Jean de CONDÉ, auteur cité dans le Littré

JEAN DE CONDÉ (12??-?)

Dans le texte d'origine du Littré, les auteurs pouvaient être nommés par de nombreuses variantes. Dans cette version en ligne, la forme JEAN DE CONDÉ a été choisie.

Ménestrel, fils de Baudouin de Condé

114 citations dans le Littré

Œuvres citées dans le dictionnaire Littré

Cette liste des œuvres a été compilée manuellement pour ce site web. Elle n'est pas exhaustive, et privilégie autant que possible les références aux éditions originales. Elle peut toutefois comprendre des publications contemporaines d'É. Littré, lorsque ce dernier était explicite sur ses sources ou qu'il cite des compilations. Le dictionnaire imprimé contenait d'ailleurs une liste très partielle des œuvres et auteurs.

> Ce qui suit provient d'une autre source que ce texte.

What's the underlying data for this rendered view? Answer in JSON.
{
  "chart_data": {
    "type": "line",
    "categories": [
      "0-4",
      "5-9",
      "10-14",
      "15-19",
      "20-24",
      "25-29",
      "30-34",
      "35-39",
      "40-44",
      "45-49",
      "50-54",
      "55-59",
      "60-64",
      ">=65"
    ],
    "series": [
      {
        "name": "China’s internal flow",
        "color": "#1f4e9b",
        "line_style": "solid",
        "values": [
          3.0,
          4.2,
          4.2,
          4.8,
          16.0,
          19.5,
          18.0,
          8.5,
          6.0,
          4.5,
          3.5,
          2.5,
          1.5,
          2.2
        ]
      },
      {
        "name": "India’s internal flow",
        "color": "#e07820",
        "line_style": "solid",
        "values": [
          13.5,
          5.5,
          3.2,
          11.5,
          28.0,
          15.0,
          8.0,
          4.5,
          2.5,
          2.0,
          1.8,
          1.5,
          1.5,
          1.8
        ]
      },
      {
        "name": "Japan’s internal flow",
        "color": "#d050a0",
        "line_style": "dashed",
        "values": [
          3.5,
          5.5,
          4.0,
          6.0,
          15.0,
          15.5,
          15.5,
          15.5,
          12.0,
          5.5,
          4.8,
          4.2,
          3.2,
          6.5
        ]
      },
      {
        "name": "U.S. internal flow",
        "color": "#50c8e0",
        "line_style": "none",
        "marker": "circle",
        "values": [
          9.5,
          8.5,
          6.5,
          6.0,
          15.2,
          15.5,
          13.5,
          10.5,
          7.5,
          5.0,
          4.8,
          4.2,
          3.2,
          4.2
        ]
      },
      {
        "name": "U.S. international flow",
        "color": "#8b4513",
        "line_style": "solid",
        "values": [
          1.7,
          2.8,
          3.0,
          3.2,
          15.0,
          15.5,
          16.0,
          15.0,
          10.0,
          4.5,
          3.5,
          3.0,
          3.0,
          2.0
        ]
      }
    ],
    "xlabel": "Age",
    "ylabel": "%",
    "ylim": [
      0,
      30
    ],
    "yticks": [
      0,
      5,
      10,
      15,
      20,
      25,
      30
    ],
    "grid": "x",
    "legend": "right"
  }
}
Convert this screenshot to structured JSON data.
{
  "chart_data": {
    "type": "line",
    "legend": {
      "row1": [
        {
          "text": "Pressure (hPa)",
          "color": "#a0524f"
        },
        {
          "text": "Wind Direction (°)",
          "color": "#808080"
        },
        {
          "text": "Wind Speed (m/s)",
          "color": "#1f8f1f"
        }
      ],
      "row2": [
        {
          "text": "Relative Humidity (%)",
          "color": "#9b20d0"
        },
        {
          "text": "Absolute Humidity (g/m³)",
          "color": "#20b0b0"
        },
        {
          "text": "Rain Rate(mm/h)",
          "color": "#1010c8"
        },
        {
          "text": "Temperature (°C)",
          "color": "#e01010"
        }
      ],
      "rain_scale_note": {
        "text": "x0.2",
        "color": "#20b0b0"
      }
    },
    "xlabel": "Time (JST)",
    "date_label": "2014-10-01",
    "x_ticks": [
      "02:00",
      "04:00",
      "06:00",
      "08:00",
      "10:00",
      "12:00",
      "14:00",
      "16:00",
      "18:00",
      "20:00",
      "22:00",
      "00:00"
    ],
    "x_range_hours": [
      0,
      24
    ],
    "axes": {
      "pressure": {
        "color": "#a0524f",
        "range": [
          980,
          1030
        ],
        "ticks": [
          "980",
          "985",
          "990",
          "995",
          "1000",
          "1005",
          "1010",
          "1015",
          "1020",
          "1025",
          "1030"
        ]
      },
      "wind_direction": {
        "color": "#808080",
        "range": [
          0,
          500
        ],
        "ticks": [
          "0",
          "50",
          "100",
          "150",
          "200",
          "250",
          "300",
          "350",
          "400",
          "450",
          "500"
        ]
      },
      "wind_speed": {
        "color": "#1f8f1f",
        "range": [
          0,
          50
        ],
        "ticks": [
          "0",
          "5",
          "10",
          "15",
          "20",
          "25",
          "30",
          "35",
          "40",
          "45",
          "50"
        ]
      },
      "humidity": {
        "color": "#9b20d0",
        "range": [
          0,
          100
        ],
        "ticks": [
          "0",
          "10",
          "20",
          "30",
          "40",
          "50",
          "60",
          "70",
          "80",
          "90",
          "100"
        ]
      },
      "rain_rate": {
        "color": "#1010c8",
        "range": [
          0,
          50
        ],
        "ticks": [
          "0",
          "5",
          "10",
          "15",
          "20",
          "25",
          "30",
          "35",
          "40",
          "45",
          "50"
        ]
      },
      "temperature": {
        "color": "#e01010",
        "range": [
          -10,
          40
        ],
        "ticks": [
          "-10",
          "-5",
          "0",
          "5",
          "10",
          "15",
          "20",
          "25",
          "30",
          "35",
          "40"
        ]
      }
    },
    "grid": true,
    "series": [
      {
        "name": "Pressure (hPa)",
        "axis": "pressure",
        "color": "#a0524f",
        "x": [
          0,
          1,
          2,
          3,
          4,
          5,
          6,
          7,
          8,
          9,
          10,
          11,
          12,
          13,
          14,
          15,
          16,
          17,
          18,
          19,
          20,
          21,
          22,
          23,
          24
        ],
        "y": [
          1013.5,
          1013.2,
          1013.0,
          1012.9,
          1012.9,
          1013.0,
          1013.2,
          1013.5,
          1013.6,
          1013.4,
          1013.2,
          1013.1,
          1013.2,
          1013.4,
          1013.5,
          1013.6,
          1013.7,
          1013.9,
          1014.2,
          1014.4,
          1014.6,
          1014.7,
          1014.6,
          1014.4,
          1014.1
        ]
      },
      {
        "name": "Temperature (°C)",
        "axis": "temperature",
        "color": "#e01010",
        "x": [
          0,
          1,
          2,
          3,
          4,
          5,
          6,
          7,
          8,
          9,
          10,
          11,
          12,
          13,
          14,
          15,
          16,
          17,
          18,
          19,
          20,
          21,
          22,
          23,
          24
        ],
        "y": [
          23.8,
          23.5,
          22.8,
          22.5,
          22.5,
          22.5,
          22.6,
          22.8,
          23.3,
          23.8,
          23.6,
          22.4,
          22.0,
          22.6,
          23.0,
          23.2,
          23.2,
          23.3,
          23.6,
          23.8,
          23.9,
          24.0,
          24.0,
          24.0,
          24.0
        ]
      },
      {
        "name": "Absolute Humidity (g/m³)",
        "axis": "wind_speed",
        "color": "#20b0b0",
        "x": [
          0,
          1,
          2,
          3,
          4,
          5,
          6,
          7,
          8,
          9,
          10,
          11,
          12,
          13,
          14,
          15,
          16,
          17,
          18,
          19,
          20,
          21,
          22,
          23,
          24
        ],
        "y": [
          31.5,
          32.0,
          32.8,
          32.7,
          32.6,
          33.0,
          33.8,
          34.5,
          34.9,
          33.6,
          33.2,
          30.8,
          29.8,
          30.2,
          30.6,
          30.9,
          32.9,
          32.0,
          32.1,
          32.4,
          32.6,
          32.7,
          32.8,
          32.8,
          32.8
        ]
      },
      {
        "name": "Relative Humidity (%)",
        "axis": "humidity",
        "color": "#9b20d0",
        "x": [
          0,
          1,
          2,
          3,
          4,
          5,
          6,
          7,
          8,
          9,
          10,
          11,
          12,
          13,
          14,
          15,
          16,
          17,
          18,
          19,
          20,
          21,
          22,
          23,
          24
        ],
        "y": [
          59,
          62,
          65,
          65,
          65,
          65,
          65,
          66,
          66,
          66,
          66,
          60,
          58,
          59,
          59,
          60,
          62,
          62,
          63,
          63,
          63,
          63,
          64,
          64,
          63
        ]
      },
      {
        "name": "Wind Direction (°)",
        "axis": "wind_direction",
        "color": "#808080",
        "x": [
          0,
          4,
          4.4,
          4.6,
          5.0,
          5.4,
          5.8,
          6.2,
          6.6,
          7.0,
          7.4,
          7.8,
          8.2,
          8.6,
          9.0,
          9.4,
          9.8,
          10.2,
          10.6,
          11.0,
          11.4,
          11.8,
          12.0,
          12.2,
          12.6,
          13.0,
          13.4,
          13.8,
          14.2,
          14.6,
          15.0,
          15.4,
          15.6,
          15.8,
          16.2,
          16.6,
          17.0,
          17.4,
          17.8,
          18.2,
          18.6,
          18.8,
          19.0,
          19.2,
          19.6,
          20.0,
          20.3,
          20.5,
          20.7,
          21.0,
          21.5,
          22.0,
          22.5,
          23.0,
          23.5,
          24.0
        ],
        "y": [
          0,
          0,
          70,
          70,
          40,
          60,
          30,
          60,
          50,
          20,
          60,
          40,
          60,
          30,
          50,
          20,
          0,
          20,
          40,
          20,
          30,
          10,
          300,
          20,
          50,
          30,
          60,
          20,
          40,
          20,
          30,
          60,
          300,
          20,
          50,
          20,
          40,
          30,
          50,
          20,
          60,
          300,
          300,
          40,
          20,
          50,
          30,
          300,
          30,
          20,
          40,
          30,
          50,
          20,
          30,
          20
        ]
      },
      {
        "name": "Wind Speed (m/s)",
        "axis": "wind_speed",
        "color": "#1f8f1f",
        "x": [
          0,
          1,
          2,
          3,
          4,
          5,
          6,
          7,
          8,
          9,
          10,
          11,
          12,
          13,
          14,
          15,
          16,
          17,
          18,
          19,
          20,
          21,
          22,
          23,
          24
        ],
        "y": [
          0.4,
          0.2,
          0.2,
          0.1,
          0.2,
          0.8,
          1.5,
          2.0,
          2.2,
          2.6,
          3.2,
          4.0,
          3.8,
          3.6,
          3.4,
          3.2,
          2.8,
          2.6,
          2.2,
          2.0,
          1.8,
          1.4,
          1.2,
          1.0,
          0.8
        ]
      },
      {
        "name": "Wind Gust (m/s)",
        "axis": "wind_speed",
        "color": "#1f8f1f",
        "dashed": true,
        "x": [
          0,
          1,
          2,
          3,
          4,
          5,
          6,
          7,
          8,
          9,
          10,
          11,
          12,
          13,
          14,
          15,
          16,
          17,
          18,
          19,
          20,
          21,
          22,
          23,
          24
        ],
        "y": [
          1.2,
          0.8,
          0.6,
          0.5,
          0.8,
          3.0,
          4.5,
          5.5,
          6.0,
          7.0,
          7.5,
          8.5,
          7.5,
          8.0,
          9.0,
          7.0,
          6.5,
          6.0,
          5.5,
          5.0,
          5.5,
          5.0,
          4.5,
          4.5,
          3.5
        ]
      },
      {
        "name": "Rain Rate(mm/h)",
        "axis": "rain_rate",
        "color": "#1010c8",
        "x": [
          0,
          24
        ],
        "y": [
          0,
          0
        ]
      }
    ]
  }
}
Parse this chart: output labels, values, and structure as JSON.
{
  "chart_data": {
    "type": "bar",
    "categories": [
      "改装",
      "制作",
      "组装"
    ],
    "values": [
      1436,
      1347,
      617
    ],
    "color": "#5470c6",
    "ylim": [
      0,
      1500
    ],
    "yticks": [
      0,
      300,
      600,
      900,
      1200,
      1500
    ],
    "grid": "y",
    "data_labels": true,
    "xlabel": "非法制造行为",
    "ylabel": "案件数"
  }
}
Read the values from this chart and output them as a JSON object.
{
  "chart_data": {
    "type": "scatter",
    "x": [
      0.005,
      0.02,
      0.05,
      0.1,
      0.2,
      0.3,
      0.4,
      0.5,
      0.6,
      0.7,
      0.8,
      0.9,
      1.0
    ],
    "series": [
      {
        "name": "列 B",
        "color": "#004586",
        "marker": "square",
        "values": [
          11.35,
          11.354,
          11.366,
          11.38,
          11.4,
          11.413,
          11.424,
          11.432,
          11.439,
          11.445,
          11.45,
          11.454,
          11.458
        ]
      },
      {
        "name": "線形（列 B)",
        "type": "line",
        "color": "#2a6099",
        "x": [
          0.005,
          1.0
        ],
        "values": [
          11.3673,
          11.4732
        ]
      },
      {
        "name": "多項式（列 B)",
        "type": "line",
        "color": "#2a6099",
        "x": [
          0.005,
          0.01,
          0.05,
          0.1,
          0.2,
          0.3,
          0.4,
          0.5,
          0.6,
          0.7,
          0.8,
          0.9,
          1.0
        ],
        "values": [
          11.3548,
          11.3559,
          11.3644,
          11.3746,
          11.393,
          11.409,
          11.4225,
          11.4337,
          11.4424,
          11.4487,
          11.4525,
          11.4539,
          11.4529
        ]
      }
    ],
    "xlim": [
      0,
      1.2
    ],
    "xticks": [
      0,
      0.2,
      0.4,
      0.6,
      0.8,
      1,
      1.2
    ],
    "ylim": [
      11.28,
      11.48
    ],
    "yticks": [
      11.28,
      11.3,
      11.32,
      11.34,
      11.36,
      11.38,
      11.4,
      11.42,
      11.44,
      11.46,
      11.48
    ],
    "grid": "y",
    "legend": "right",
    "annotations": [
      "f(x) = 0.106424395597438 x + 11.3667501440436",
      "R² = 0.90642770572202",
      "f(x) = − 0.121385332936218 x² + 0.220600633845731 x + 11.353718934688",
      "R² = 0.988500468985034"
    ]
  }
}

Titre de l'œuvre Date de parution Citations
Dits et contes de Baudouin de Condé et de son fils Jean de Condé 1866 111 citations

Quelques citations de Jean de CONDÉ

Voici un tirage aléatoire parmi ses 114 citations dans le Littré.

  1. En moi n'a pas tant de levain Qui mon cuer faice [fasse] si lever, K'à tel sens le puisse eslever.
    p. 102 (levain)
  2. Courtois et larges de donner… Tout son meule [il] aleuwe [alloue, donne] et despent.
    p. 117 (meuble)
  3. Li hom qui souffle contre vent, à ensient [escient] sa paine pert.
    t. III, p. 134 (souffler)
  4. De vie est li termes moult briés [bref] ; C'est aussi c'un trespas de vent.
    t. III, p. 54 (trépas)
  5. Si avons encontré deus hommes Qui nostre chemin traverssoient.
    t. III, p. 69 (traverser)
  6. Ch'est mierveille qu'il [deux chevaliers aux prises] ne s'estonnent Des grans coz qu'en peu d'eure donnent… Cors efforchent et bras estendent, Che qu'il enpruntent, tantost rendent.
    t. II, p. 21 (rendre)
  7. Nature et je [Vénus] faisons amer Bestes, oisiaus, poissons de mer, D'aigue courant et de paisible, K'il ont en iaus [eux] ame sensible.
    t. III, p. 30 (sensible)
  8. De pierdre et de gaaingnier ierent [ils étaient] Coustumier, pour çou peu plorerent ; Car si fais est li mestiers d'armes.
  9. On trueve en Salemon le sage, Que li princes qui par usage Ot [entend] volentiers mençongnes dire, Aura toujours serjans plains d'ire Et felons et mal raportans.
    t. III, p. 285 (rapporter)
  10. De prendre pietris et faisans Li estoit li deduis plaisans.
    t. II, p. 169 (perdrix)
  11. Chiaus [ceux] qui nous soloient servir Pour joie d'amours desservir [mériter], S'en faisoient grans esbanois [divertissements], Tables reondes et tournois.
    t. III, p. 22 (table)
  12. Tels cols [coups] es hiaumes se donnerent, Les lances volent par esclas.
    p. 32 (éclat)
  13. Ce iert [ce sera] bien dras selonc la penne.
    t. III, p. 26 (panne [1])
  14. Or est garie [la langueur d'un chevalier] et tierminnée.
    t. II, p. 193 (terminer)
  15. Car il [un roi] estoit de si grant iestre [être], Et si redoutés et si fors, Et si grans estoit ses esforz [son armée].
    p. 149 (effort)
  16. Puis c'orgieux [orgueil] ou [au] cuer s'enracinne.
    p. 107 (enraciner)
  17. [L'Amour] Si li pierce le cuer [cœur] dou ventre D'une sajette… Et puis le touce de la flamme Dont son cœur esprent et enflamme Pour l'amour à une pucielle.
    p. 106 (toucher [1])
  18. Une demoisielle… Qui plus iert [était] qu'esmerillons cointe.
  19. En negligence son temps use Cieus [celui] qui son sens ne fait apiert [manifeste].
    p. 101 (négligence)
  20. Tes gens dois à droit gouvrener ; Tu ies leur sires et leur mestres, Leur gouvreneres et leur paistres.